Pentax K-5, K-r and 645D users can now track and record details of the places they take photos in thanks to the release of a new Pentax GPS unit. By mounting the Pentax O-GPS1 onto the hotshoe*, photographers can record the latitude, longitude, altitude, universal time coordinated (UTC) of the location they are shooting in directly onto each image they capture. These images and the location data can then be looked at on a PC. The GPS unit also features an Electronic Compass, which displays the direction in which the camera is pointing on its LCD monitor. It'll also record directional data on captured images. The weather-resistant construction means you can use it in light rain and it's powered off one AAA-size battery so power isn't drawn off your camera.
If you use a K-5 or K-r, you can use the ASTROTRACER function** available on the O-GPS1. By coupling it with the camera's Shake Reduction system, the photographer can photograph celestial bodies. If you want to find a favourite photo location use the Simple Navigation Function, which calculates the direction and distance to a given destination from the users current position. The user can either locate destinations using location data stored on recorded images, or register and/or assign them by uploading location data created on a PC.***
The Pentax O-GPS1 will be available mid-June 2011, at the Recommended Retail Price of £229.99. For more information please visit the Pentax
*Compatible models are the K-5, K-r and 645D (as of May 2011). Some of the O-GPS1’s functions may not be available when used with the 645D.

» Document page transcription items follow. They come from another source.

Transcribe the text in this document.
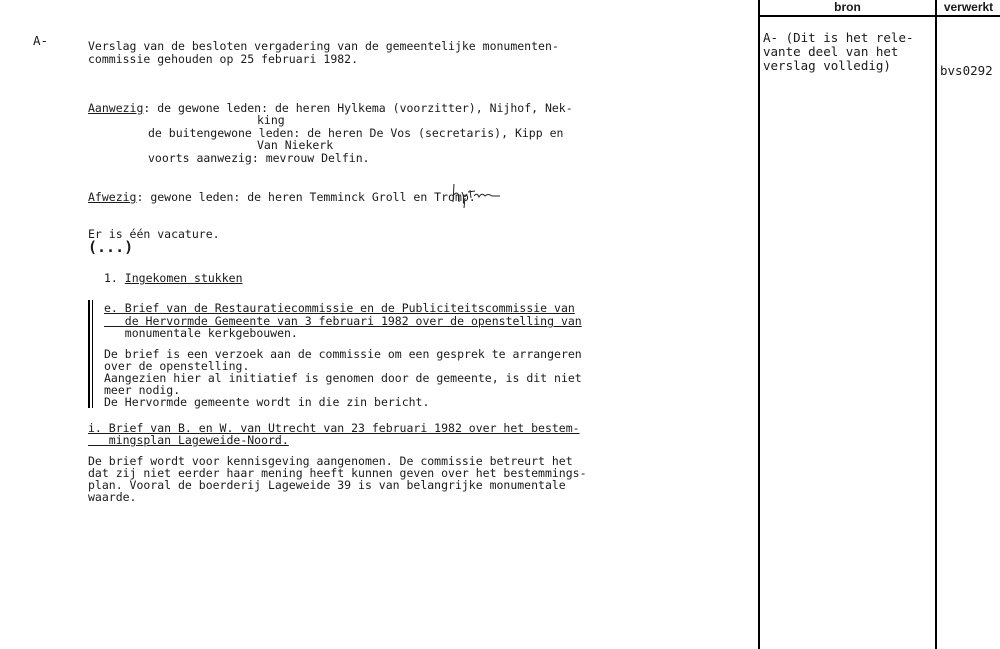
A-	Verslag van de besloten vergadering van de gemeentelijke monumenten-
commissie gehouden op 25 februari 1982.
Aanwezig: de gewone leden: de heren Hylkema (voorzitter), Nijhof, Nek-
king
de buitengewone leden: de heren De Vos (secretaris), Kipp en
Van Niekerk
voorts aanwezig: mevrouw Delfin.
Afwezig: gewone leden: de heren Temminck Groll en Tromp.
Er is één vacature.
(...)
1. Ingekomen stukken
e. Brief van de Restauratiecommissie en de Publiciteitscommissie van
de Hervormde Gemeente van 3 februari 1982 over de openstelling van
monumentale kerkgebouwen.
De brief is een verzoek aan de commissie om een gesprek te arrangeren
over de openstelling.
Aangezien hier al initiatief is genomen door de gemeente, is dit niet
meer nodig.
De Hervormde gemeente wordt in die zin bericht.
i. Brief van B. en W. van Utrecht van 23 februari 1982 over het bestem-
mingsplan Lageweide-Noord.
De brief wordt voor kennisgeving aangenomen. De commissie betreurt het
dat zij niet eerder haar mening heeft kunnen geven over het bestemmings-
plan. Vooral de boerderij Lageweide 39 is van belangrijke monumentale
waarde.
bron	verwerkt
A- (Dit is het rele-
vante deel van het
verslag volledig)	bvs0292
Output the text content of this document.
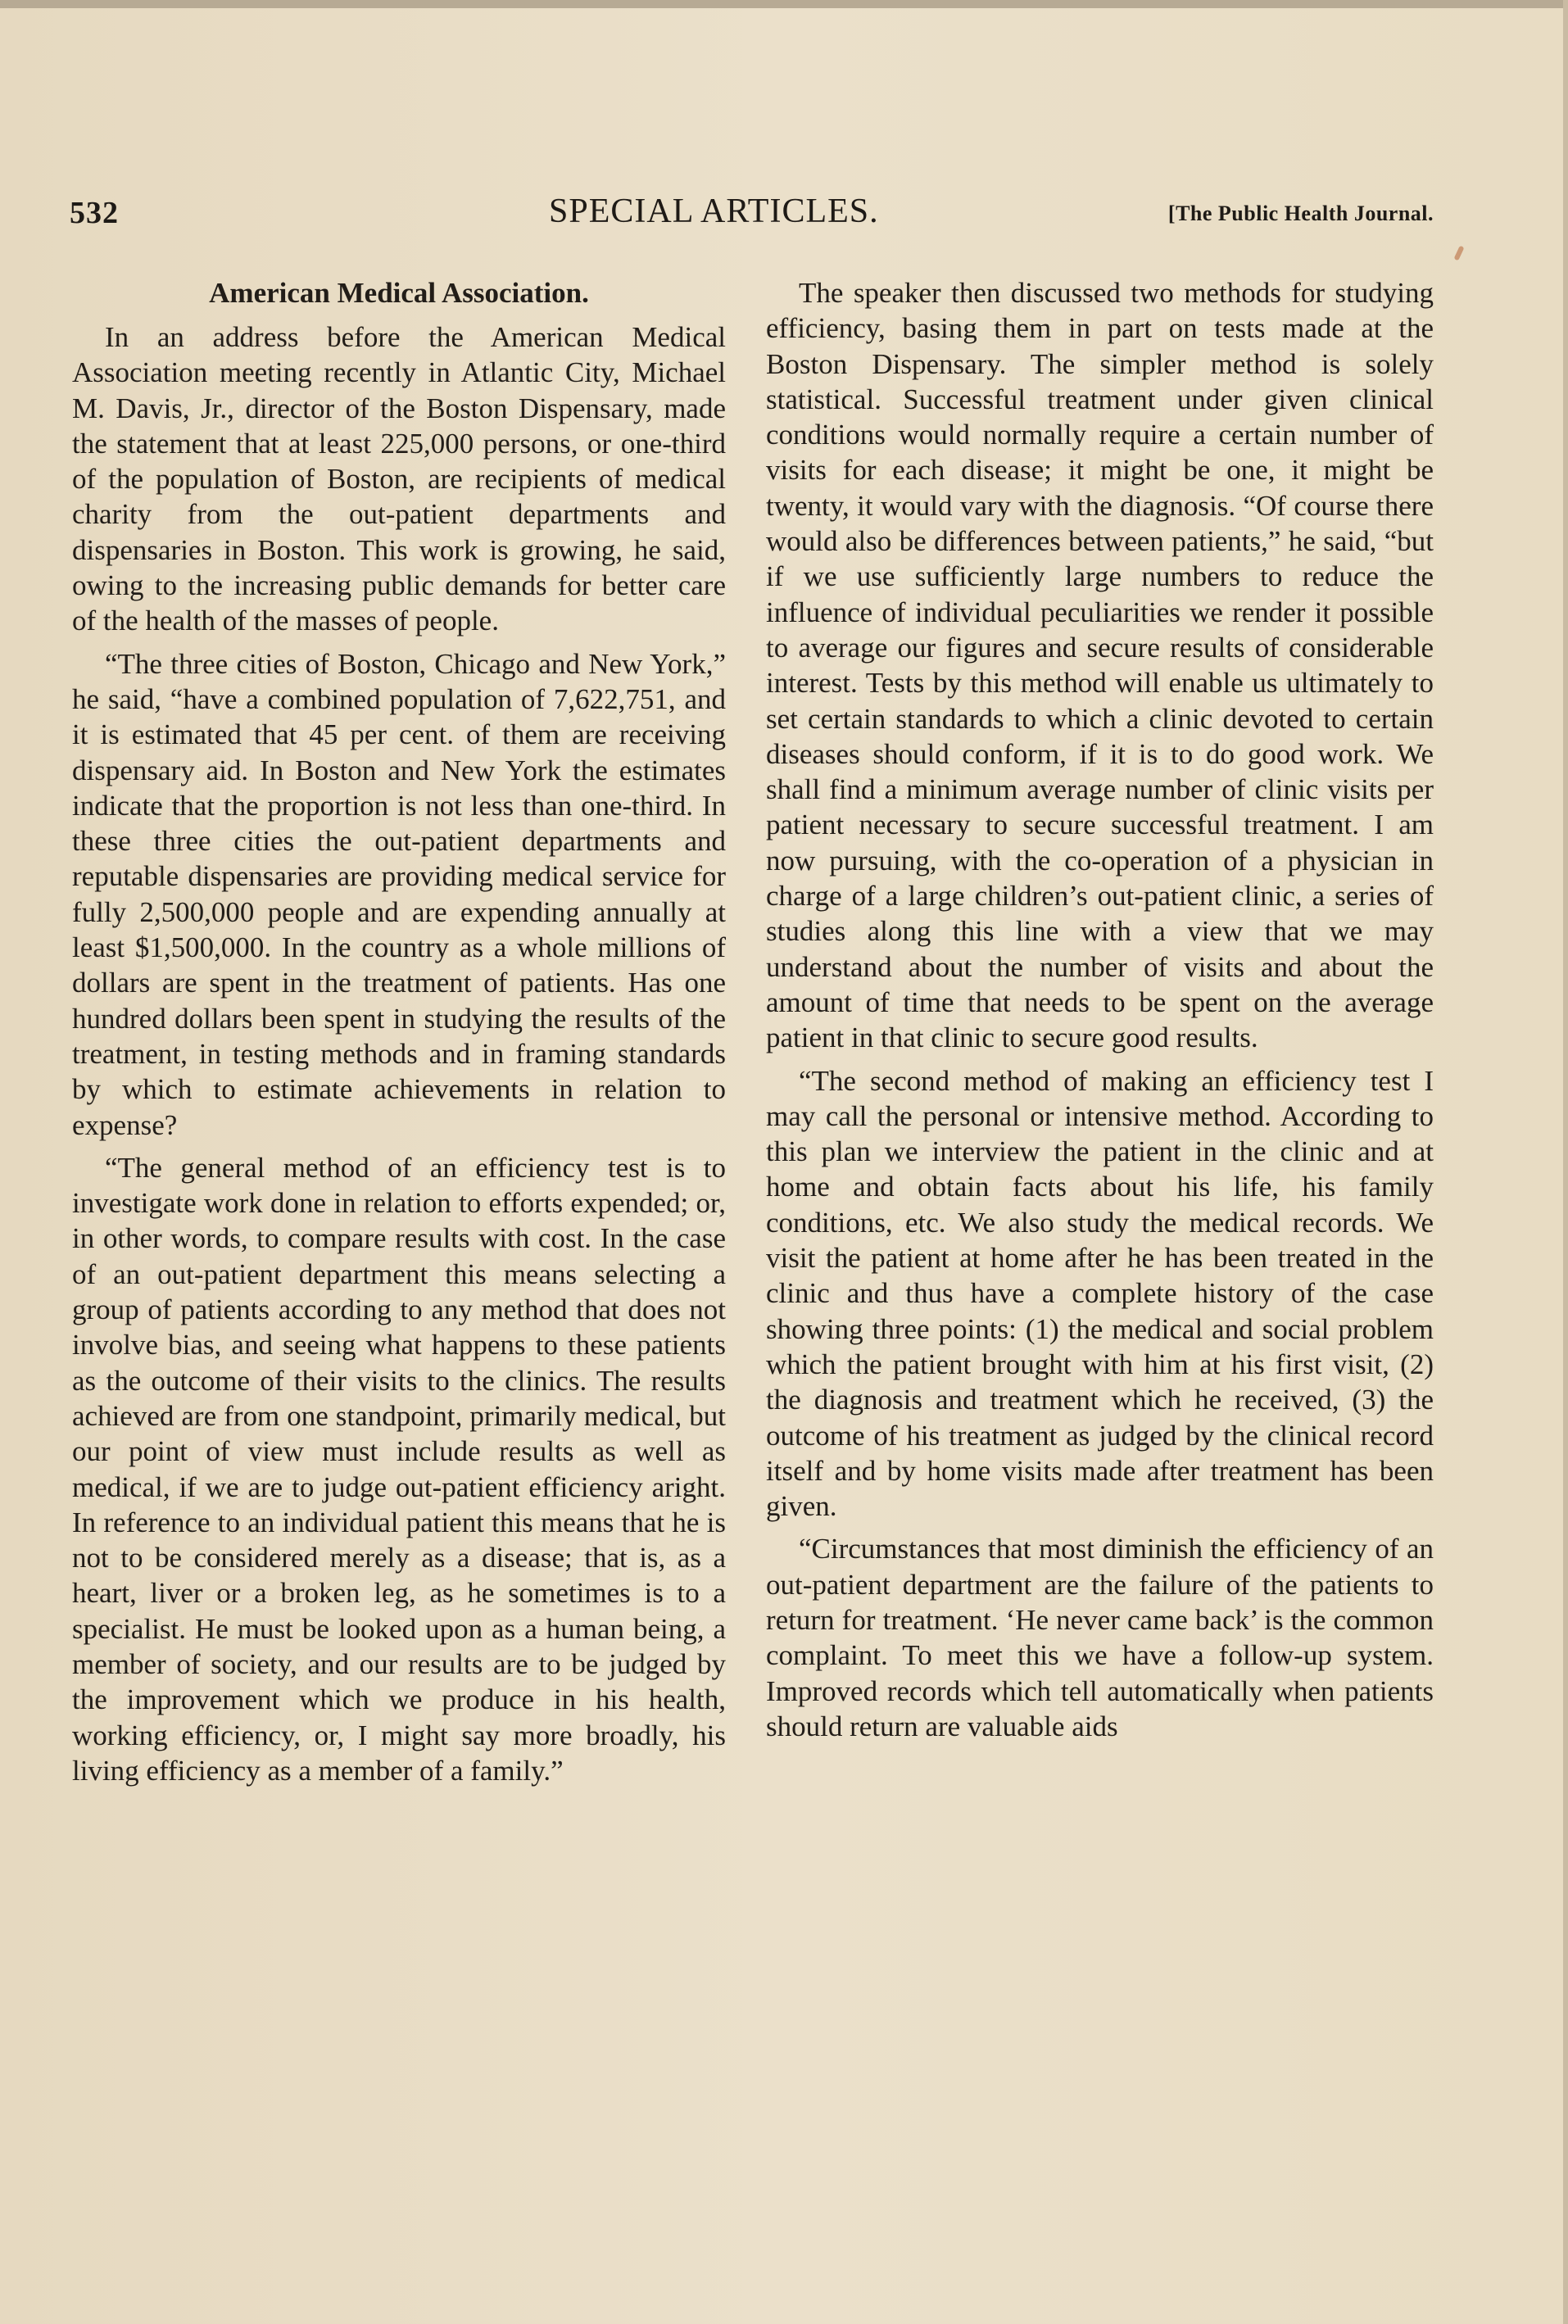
532	SPECIAL ARTICLES.	[The Public Health Journal.
American Medical Association.

In an address before the American Medical Association meeting recently in Atlantic City, Michael M. Davis, Jr., director of the Boston Dispensary, made the statement that at least 225,000 persons, or one-third of the population of Boston, are recipients of medical charity from the out-patient departments and dispensaries in Boston. This work is growing, he said, owing to the increasing public demands for better care of the health of the masses of people.

“The three cities of Boston, Chicago and New York,” he said, “have a combined population of 7,622,751, and it is estimated that 45 per cent. of them are receiving dispensary aid. In Boston and New York the estimates indicate that the proportion is not less than one-third. In these three cities the out-patient departments and reputable dispensaries are providing medical service for fully 2,500,000 people and are expending annually at least $1,500,000. In the country as a whole millions of dollars are spent in the treatment of patients. Has one hundred dollars been spent in studying the results of the treatment, in testing methods and in framing standards by which to estimate achievements in relation to expense?

“The general method of an efficiency test is to investigate work done in relation to efforts expended; or, in other words, to compare results with cost. In the case of an out-patient department this means selecting a group of patients according to any method that does not involve bias, and seeing what happens to these patients as the outcome of their visits to the clinics. The results achieved are from one standpoint, primarily medical, but our point of view must include results as well as medical, if we are to judge out-patient efficiency aright. In reference to an individual patient this means that he is not to be considered merely as a disease; that is, as a heart, liver or a broken leg, as he sometimes is to a specialist. He must be looked upon as a human being, a member of society, and our results are to be judged by the improvement which we produce in his health, working efficiency, or, I might say more broadly, his living efficiency as a member of a family.”

The speaker then discussed two methods for studying efficiency, basing them in part on tests made at the Boston Dispensary. The simpler method is solely statistical. Successful treatment under given clinical conditions would normally require a certain number of visits for each disease; it might be one, it might be twenty, it would vary with the diagnosis. “Of course there would also be differences between patients,” he said, “but if we use sufficiently large numbers to reduce the influence of individual peculiarities we render it possible to average our figures and secure results of considerable interest. Tests by this method will enable us ultimately to set certain standards to which a clinic devoted to certain diseases should conform, if it is to do good work. We shall find a minimum average number of clinic visits per patient necessary to secure successful treatment. I am now pursuing, with the co-operation of a physician in charge of a large children’s out-patient clinic, a series of studies along this line with a view that we may understand about the number of visits and about the amount of time that needs to be spent on the average patient in that clinic to secure good results.

“The second method of making an efficiency test I may call the personal or intensive method. According to this plan we interview the patient in the clinic and at home and obtain facts about his life, his family conditions, etc. We also study the medical records. We visit the patient at home after he has been treated in the clinic and thus have a complete history of the case showing three points: (1) the medical and social problem which the patient brought with him at his first visit, (2) the diagnosis and treatment which he received, (3) the outcome of his treatment as judged by the clinical record itself and by home visits made after treatment has been given.

“Circumstances that most diminish the efficiency of an out-patient department are the failure of the patients to return for treatment. ‘He never came back’ is the common complaint. To meet this we have a follow-up system. Improved records which tell automatically when patients should return are valuable aids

** This function is available only when the O-GPS1 is mounted on a PENTAX digital SLR camera body equipped with a magnet-driven SR system.
*** At the time of purchase, the O-GPS1 has nine PENTAX international service centers as preset destinations.
Note: The camera’s firmware must be updated to the latest version In order to use the O-GPS1 properly with a compatible PENTAX digital SLR camera body. When the O-GPS1 is used in locations where it cannot receive signals from GPS satellites, location data may be in error or missing.